Moving beyond natural cork for sparkling is taking hold, led by Australian producers
Screw-cap closures aren’t just accepted by wine drinkers in Australia. They’re the preferred option and Wine Intelligence research shows that they’re more liked than either natural cork or synthetic closures by regular wine drinkers in Australia.
It’s perhaps no surprise then that Australian producers are among the first to take the plunge with a new form of screw-cap that can seal sparkling wines. Could the sound of popping corks become as rare in Australia as the call of the critically endangered orange-bellied parrot?
Such a scenario seems a long way off. Taylors has decided to bottle just 10% of its sparkling wines with the new screw-cap, which has been developed by Guala Closures, though De Bortoli has gone further and applied the Viiva closure to its entire Trevi and Willowglen Sparkling Brut ranges.
De Bortoli believes the new closures will be particularly popular with women, and those who don’t plan to finish the entire bottle in one sitting – and have, until now, struggled to reseal it. Taylors, which started bottling all of its Rieslings with screw-caps in 2004, was one of many producers whose initial move to screw-cap was driven by concerns over cork taint.

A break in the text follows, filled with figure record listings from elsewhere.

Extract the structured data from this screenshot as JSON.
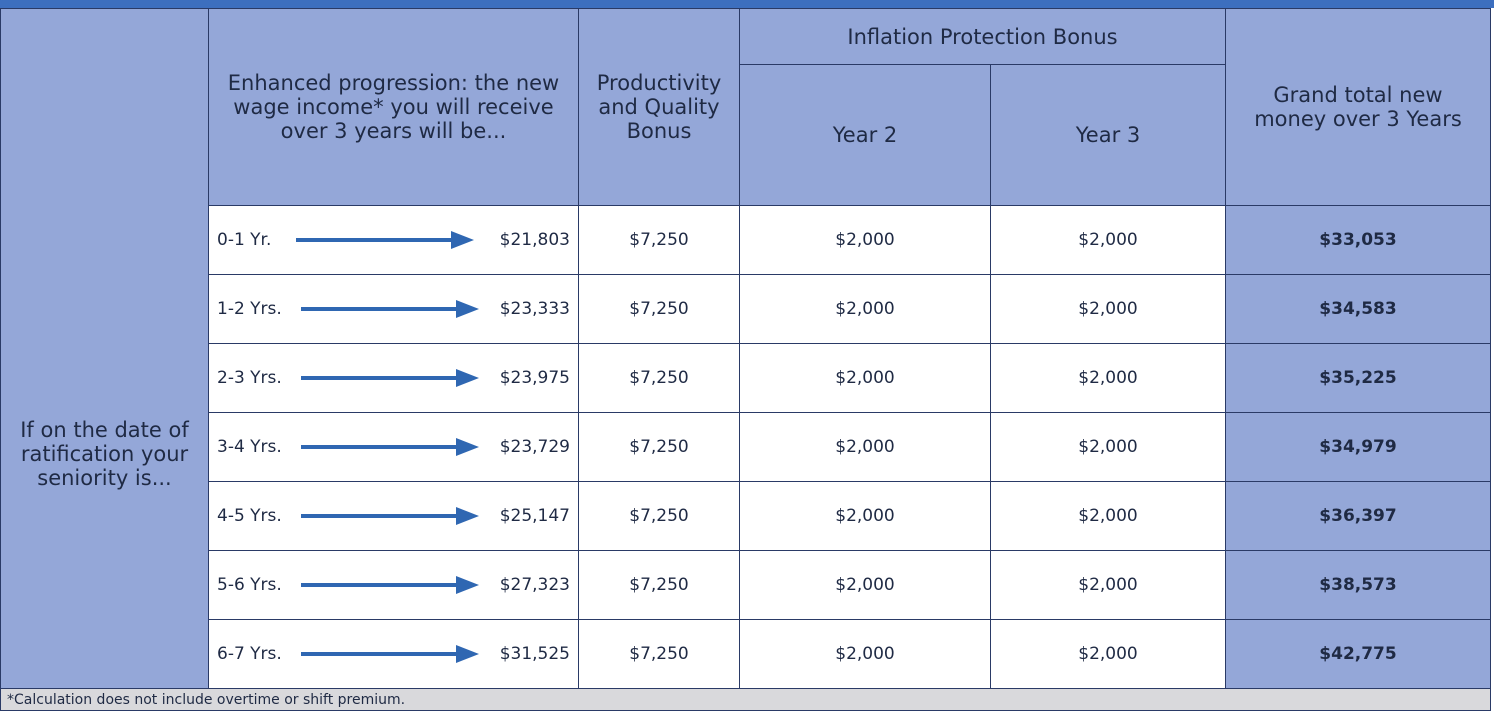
{
  "header": {
    "seniority_question": "If on the date of ratification your seniority is...",
    "wage": "Enhanced progression: the new wage income* you will receive over 3 years will be...",
    "productivity": "Productivity and Quality Bonus",
    "inflation": "Inflation Protection Bonus",
    "year2": "Year 2",
    "year3": "Year 3",
    "grand_total": "Grand total new money over 3 Years"
  },
  "table": {
    "rows": [
      [
        "0-1 Yr.",
        "$21,803",
        "$7,250",
        "$2,000",
        "$2,000",
        "$33,053"
      ],
      [
        "1-2 Yrs.",
        "$23,333",
        "$7,250",
        "$2,000",
        "$2,000",
        "$34,583"
      ],
      [
        "2-3 Yrs.",
        "$23,975",
        "$7,250",
        "$2,000",
        "$2,000",
        "$35,225"
      ],
      [
        "3-4 Yrs.",
        "$23,729",
        "$7,250",
        "$2,000",
        "$2,000",
        "$34,979"
      ],
      [
        "4-5 Yrs.",
        "$25,147",
        "$7,250",
        "$2,000",
        "$2,000",
        "$36,397"
      ],
      [
        "5-6 Yrs.",
        "$27,323",
        "$7,250",
        "$2,000",
        "$2,000",
        "$38,573"
      ],
      [
        "6-7 Yrs.",
        "$31,525",
        "$7,250",
        "$2,000",
        "$2,000",
        "$42,775"
      ]
    ]
  },
  "footnote": "*Calculation does not include overtime or shift premium."
}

Wine Intelligence’s Vinitrac® research shows that De Bortoli’s theory is sound: in Australia, women have a more enthusiastic view of screw-caps than men do. 53% say they like the closure, while 40% are neutral. That compares to 41% of men who like screw-caps, and 48% who don’t mind either way.
It’s not quite the same story in the USA however. Americans are much more open-minded about screw-caps than they used to be, but cork still reigns supreme, with only 22% of regular wine drinkers in the USA favouring screw-cap compared with 62% favouring natural cork.
Female consumers in the USA are also more in favour of screw-caps than their male counterparts with the screw-cap approval rating among women at 26%, and just 19% among men.